The escapism we can offer as a riposte to the chaos of the wider world is through our immediate intimate relationships, but in Interpol's world this too is fraught with difficulty and strife. Love is presented as distant and forever an empty promise, captured by the twinned song titles 'Obstacle 1' and 'Obstacle 2'. In the first the narrator, 'poor and aging', speaks of a lover who 'puts the weight into my little heart', despite the fact that 'her stories are boring and stuff'. Perhaps this narrator is a metaphor for America, a fading world-power increasingly paranoid about the world it exists in, falling into irrelevance like Blanche Dubois - clinging onto former glories and making do with less than glamorous allies. In the latter, these emotions of longing turn desperate and sinister, the aging beau lashing out against the incomprehensible target of his desires, vowing to 'pull you in close gonna wrap you up tight', while convincing himself that his ends justifies his means - 'it took time then I found you.'
The frequent hints at destruction and the macabre throughout the album ('she was alright because the sea was so airtight', 'each night, I bury my love around you', 'pavements they are a mess') culminates most clearly in 'Roland', a study on a Sweeney Todd style serial killer - 'my best friend's a butcher, he has sixteen knives/he severed segments and secretly liked that', perhaps a biting piece of satire against American fascination and admiration for killers and brutalism, and the ethos of might is right.

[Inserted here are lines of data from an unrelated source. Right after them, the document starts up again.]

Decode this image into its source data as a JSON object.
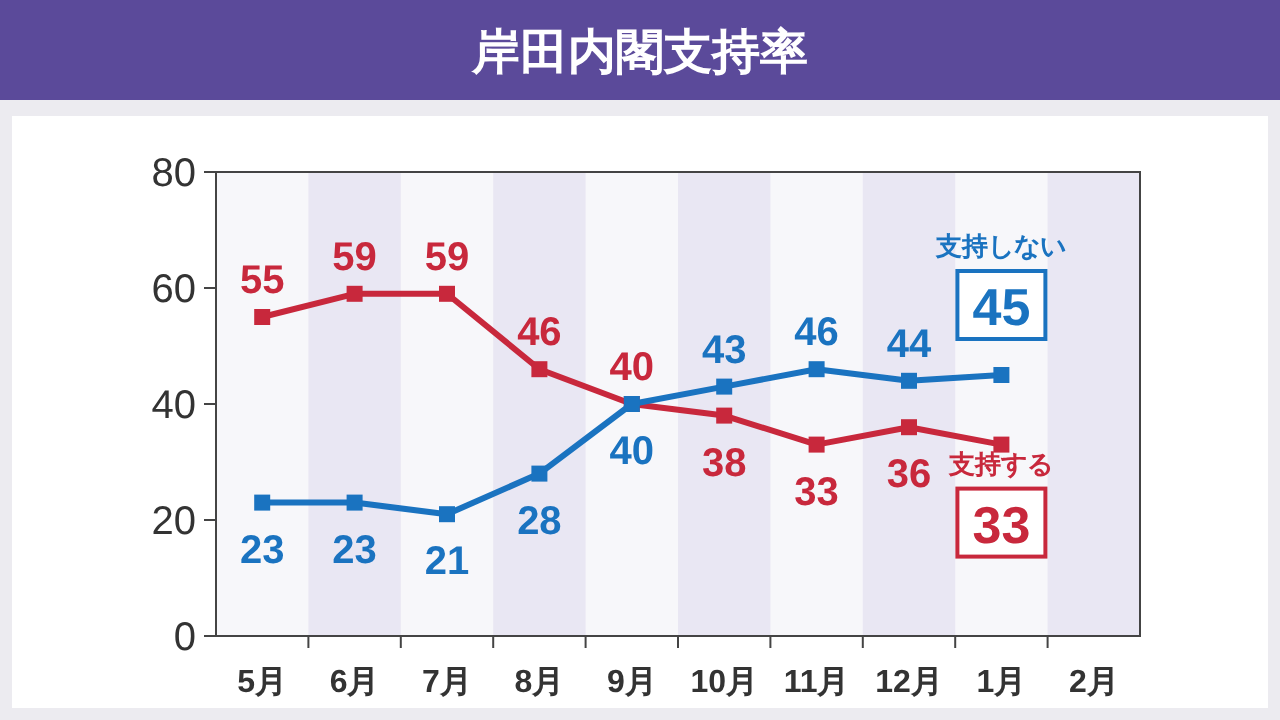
{
  "chart_data": {
    "type": "line",
    "title": "岸田内閣支持率",
    "categories": [
      "5月",
      "6月",
      "7月",
      "8月",
      "9月",
      "10月",
      "11月",
      "12月",
      "1月",
      "2月"
    ],
    "series": [
      {
        "name": "支持する",
        "color": "#c8283c",
        "values": [
          55,
          59,
          59,
          46,
          40,
          38,
          33,
          36,
          33,
          null
        ]
      },
      {
        "name": "支持しない",
        "color": "#1a73c0",
        "values": [
          23,
          23,
          21,
          28,
          40,
          43,
          46,
          44,
          45,
          null
        ]
      }
    ],
    "ylim": [
      0,
      80
    ],
    "yticks": [
      0,
      20,
      40,
      60,
      80
    ],
    "grid": false,
    "marker": "square",
    "line_style": "solid",
    "data_labels": true,
    "bands": [
      {
        "axis": "x",
        "from": "6月",
        "to": "6月",
        "color": "#e9e7f3"
      },
      {
        "axis": "x",
        "from": "8月",
        "to": "8月",
        "color": "#e9e7f3"
      },
      {
        "axis": "x",
        "from": "10月",
        "to": "10月",
        "color": "#e9e7f3"
      },
      {
        "axis": "x",
        "from": "12月",
        "to": "12月",
        "color": "#e9e7f3"
      },
      {
        "axis": "x",
        "from": "2月",
        "to": "2月",
        "color": "#e9e7f3"
      }
    ]
  }
}
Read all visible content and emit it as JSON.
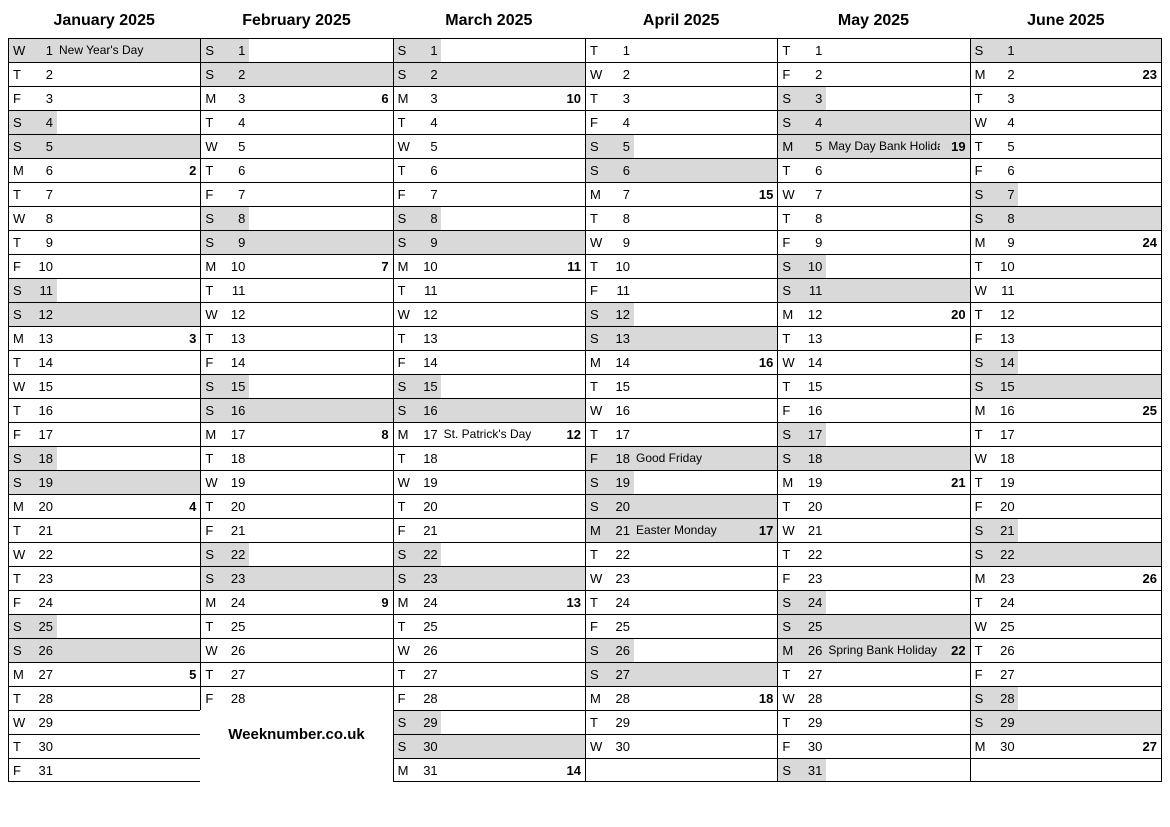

This frenetic whirlwind through intense emotions of love, hate, fear and violence ends on a tame note with 'Leif Erikson', a track which answers the questions 'Untitled' posed at the beginning of the album with a combination of wistful acceptance and futile resistance. 'The clock is set for nine but you know you’re gonna make it eight' is as close as we can get to turning back time to bygone splendour. There is also acknowledgement at last of vulnerability, 'She swears I’m just prey to the female, well then hook me up and throw me, baby cakes, 'cos I like to get hooked.' We may live in the dying days of Western dominance, but we may as well enjoy one last throw of the dice, one last turn to play host of the party, one last chance to turn on those bright lights.